Prime Minister Fuad Saniora said before meeting with top Islamic leaders that about 200 people were detained, and police said they included 76 Syrians, 35 Palestinians and 38 Lebanese.

The first apparent victim of the political fallout from the violence was Interior Minister Hassan Sabei, who submitted his resignation during an emergency Cabinet meeting chaired by President Emile Lahoud.
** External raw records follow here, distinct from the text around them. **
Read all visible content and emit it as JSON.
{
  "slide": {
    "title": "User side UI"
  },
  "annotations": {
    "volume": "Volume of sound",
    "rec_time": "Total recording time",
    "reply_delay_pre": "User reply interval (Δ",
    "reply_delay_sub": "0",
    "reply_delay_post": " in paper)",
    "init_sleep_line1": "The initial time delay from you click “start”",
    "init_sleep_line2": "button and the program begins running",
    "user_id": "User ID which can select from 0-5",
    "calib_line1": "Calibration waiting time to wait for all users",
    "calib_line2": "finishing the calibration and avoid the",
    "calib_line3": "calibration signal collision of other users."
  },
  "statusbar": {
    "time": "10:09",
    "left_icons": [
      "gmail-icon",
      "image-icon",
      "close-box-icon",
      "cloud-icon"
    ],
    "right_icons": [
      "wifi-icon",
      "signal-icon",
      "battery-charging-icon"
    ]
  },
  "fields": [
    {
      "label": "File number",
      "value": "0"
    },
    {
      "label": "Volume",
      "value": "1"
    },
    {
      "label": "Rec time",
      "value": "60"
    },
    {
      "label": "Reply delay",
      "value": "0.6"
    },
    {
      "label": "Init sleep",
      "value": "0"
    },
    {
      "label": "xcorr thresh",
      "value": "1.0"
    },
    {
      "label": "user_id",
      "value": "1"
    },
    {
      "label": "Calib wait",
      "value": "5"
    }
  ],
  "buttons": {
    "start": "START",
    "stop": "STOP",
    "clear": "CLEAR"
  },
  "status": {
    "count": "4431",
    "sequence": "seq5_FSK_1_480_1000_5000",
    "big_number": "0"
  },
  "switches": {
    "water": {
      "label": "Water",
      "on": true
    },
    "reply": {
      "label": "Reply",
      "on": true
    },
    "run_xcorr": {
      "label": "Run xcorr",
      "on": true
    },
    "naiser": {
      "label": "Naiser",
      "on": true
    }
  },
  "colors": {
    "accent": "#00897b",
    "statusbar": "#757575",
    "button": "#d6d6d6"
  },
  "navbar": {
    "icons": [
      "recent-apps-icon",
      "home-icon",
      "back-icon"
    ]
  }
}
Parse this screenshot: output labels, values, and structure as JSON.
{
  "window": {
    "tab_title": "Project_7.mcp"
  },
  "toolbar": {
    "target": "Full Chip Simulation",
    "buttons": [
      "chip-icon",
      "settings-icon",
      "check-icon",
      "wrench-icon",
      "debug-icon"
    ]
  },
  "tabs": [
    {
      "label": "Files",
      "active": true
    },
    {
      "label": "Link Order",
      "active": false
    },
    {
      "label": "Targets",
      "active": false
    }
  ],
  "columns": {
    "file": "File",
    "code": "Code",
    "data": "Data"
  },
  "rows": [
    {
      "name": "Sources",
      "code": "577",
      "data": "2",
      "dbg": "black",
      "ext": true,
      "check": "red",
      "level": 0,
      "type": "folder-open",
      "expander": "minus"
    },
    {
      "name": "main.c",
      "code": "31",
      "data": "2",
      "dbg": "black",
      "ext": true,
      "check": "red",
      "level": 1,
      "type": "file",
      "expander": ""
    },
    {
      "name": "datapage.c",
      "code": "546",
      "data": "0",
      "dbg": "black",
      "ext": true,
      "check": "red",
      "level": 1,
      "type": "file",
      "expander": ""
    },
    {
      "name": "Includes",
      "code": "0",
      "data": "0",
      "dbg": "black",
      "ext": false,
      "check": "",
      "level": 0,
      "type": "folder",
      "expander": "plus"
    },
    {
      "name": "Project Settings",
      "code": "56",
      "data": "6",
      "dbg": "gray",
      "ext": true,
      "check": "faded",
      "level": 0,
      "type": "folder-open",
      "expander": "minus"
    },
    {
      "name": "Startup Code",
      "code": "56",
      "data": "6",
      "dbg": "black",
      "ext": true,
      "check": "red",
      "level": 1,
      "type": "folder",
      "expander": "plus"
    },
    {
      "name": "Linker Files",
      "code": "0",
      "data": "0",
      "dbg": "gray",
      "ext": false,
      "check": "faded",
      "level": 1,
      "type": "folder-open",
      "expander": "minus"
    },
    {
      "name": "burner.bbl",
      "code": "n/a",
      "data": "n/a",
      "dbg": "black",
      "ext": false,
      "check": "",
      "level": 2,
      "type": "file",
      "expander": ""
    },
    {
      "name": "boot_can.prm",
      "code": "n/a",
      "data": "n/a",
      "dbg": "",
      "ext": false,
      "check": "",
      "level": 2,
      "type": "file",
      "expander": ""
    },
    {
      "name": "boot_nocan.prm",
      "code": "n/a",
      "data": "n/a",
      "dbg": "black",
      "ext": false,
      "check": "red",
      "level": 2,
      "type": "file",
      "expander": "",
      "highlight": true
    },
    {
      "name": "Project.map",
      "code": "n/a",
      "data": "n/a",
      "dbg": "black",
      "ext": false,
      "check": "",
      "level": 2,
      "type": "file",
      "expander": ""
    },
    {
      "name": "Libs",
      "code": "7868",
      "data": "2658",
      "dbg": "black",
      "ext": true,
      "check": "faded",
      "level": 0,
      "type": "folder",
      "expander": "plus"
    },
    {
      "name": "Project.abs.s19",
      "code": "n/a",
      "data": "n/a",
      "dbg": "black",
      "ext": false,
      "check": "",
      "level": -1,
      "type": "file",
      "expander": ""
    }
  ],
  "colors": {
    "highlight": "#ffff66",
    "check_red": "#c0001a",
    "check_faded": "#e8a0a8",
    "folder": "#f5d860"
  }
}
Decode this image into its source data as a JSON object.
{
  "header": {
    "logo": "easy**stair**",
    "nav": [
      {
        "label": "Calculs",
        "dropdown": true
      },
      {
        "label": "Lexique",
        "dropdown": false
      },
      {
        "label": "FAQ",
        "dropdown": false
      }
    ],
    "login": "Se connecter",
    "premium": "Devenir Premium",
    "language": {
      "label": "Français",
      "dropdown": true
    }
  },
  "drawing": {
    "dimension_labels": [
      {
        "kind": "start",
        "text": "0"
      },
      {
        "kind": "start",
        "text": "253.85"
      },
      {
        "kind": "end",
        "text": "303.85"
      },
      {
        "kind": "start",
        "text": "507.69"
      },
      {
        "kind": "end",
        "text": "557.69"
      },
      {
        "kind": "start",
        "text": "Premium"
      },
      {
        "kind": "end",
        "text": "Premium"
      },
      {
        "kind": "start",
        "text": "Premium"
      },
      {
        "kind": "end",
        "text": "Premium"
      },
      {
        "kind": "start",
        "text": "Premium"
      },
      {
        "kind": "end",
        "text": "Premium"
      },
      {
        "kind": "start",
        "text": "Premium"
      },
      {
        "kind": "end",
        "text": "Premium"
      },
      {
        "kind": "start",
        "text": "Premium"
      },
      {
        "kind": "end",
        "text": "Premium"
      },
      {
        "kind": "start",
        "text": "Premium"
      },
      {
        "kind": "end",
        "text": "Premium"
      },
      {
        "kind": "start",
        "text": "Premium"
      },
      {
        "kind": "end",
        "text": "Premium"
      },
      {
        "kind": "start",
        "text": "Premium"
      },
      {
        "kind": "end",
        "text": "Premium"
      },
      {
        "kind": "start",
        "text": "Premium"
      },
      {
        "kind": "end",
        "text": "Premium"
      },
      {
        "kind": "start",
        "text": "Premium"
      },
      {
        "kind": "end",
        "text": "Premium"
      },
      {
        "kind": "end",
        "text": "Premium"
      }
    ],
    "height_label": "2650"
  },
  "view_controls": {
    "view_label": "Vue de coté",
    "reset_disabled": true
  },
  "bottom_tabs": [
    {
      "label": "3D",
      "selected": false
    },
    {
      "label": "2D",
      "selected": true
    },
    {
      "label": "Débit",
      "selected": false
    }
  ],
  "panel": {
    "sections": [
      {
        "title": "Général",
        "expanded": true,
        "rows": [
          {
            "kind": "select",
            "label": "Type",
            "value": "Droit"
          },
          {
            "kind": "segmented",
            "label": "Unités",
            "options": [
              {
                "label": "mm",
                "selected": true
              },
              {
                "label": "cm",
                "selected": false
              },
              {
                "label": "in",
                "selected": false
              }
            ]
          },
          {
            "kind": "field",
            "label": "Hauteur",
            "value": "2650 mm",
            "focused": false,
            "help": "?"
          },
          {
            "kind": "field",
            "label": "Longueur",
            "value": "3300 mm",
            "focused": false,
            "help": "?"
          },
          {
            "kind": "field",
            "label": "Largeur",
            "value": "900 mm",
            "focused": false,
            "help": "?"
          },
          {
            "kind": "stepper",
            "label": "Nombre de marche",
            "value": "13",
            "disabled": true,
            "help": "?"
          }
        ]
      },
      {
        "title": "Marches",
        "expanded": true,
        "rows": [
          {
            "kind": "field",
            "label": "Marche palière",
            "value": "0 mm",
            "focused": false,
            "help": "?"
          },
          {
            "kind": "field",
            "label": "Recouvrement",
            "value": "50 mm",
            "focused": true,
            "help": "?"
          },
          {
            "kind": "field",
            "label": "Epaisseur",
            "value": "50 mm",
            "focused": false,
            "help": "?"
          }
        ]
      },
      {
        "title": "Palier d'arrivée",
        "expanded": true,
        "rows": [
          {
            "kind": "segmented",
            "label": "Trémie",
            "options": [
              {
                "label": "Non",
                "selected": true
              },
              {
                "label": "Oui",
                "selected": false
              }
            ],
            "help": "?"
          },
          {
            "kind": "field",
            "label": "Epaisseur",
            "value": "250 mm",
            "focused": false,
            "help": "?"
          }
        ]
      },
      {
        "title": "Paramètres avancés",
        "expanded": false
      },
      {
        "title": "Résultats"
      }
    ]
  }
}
It was not immediately clear if the resignation was accepted.

Sabei said authorities had done their best to prevent what was supposed to be a peaceful protest from turning violent.

"Things got out of hand when elements that had infiltrated into the ranks of the demonstrators broke through security shields," he said. "The one remaining option was an order to shoot, but I was not prepared to order the troops to shoot Lebanese citizens."

Sabei, like other Lebanese politicians and Grand Mufti Mohammed Rashid Kabbani, spiritual leader of Lebanon's Sunni Muslims, suggested Islamic radicals had fanned the anger of the crowds.

Kabbani said outsiders among the protesters were trying to "harm the stability of Lebanon" and "distort the image of Islam."

The United States accused the Syrian government of backing the protests in Lebanon and Syria.

U.N. Secretary-General Kofi Annan said in a statement that the resentment over the caricatures "cannot justify violence, least of all when directed at people who have no responsibility for, or control over, the publications in question."

The Danish Foreign Ministry urged Danes to leave Lebanon quickly. The violence Saturday in Damascus prompted a similar warning.

"The government has no intention to insult Muslims," Danish Foreign Minister Per Stig Moeller said on public radio in Copenhagen. "We are trying to explain to everyone that enough is enough."

The Syrian state-run daily newspaper Al-Thawra said Denmark was to blame because its government had not apologized for the September publication of the caricatures in the Jyllands-Posten.

The drawings — including one depicting the prophet wearing a turban shaped as a bomb with a burning fuse — have since been republished in several European and New Zealand newspapers as a statement on behalf of a free press.